14 aktive Mitglieder des Kreisverbandes im Bayerischen Roten Kreuz dürfen sich nun stolze Inhaber des "Nachweises der Fahrberechtigung zum Führen von Einsatzfahrzeugen der nach Landesrecht anerkannten Rettungsdienste und sonstigen Einheiten im Katastrophenschutz" nennen. Zum Lehrgangsabschluss des "Helferführerscheins" überbrachten Kreisgeschäftsführer Holger Schedl und der kommissarische Leiter des Rettungsdienstes, Manfred Maurer, die besten Wünsche und dankten auch den beiden Ausbildern Richard Frank sowie Thomas Haberkorn.

Sicherheit das Wichtigste

Nachdem mit der Führerscheinklasse B nur Fahrzeuge mit bis zu 3,5 Tonnen gefahren werden dürfen und immer mehr Einsatzfahrzeuge des Bayerischen Roten Kreuzes, wie zum Beispiel ein Rettungswagen, deutlich darüber liegen, besteht ein zunehmender Bedarf an der Nachqualifikation von aktiven Ehrenamtlichen. Im aktuell Lehrgang schulten die beiden BRK-Ausbilder insgesamt 14 Teilnehmer, damit diese künftig Einsatzfahrzeuge mit bis zu 4,75 Tonnen und 7,5 Tonnen fahren dürfen. Der Lehrgang startete im April mit zwei Theorie-Abenden, denen Grundübungen folgten. Anschließend absolvierten die Teilnehmer zusammen mit den Ausbildern Einzelfahrstunden im Rettungswagen (bis 4,75 Tonnen - mindestens vier) und Lastkraftwagen des Betreuungsdienstes (bis 7,5 Tonnen - mindestens sechs), bis eine ausreichende Fahrsicherheit vorlag.
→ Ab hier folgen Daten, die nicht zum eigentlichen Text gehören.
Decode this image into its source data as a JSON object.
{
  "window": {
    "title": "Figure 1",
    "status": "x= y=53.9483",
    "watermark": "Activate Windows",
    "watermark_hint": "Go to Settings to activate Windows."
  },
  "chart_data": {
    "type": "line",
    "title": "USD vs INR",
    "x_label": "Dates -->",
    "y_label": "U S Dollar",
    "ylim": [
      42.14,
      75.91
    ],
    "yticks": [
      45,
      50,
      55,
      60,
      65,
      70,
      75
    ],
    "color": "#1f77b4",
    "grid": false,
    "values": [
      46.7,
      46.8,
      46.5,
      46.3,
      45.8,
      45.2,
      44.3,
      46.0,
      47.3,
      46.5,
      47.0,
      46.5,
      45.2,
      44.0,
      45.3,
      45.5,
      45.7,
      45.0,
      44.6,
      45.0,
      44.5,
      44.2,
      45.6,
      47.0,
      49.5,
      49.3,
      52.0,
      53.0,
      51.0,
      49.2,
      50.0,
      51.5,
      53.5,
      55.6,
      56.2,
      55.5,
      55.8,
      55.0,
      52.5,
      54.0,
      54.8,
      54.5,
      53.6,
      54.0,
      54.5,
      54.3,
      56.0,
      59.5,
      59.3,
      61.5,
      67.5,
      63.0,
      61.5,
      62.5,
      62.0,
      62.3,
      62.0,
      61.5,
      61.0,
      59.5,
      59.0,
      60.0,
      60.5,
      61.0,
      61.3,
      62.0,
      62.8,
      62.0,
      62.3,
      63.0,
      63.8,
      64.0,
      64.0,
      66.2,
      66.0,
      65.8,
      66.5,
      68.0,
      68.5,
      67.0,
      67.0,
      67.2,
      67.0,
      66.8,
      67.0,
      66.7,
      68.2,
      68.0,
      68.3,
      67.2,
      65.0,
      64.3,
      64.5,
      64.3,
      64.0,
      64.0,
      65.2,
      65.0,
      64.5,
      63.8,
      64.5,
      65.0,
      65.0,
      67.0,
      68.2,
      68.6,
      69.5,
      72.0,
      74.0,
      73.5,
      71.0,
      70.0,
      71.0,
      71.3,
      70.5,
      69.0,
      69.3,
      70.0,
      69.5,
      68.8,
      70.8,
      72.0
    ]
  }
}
Zu den einzelnen Prüfungen reiste Ausbilder Reinhard Maul vom BRK Kreisverband Weiden und Neustadt/WN an. Richard Frank hob zum Abschluss heraus, dass die Sicherheit immer das Wichtigste sein müsste. Jetzt sollten die neuen Führerscheininhaber ihre Erfahrungen sammeln. Hierzu lud Manfred Maurer ein, dies zum Beispiel im Rettungsdienst auf der neuen Krankenwagenschicht am Wochenende zu tun.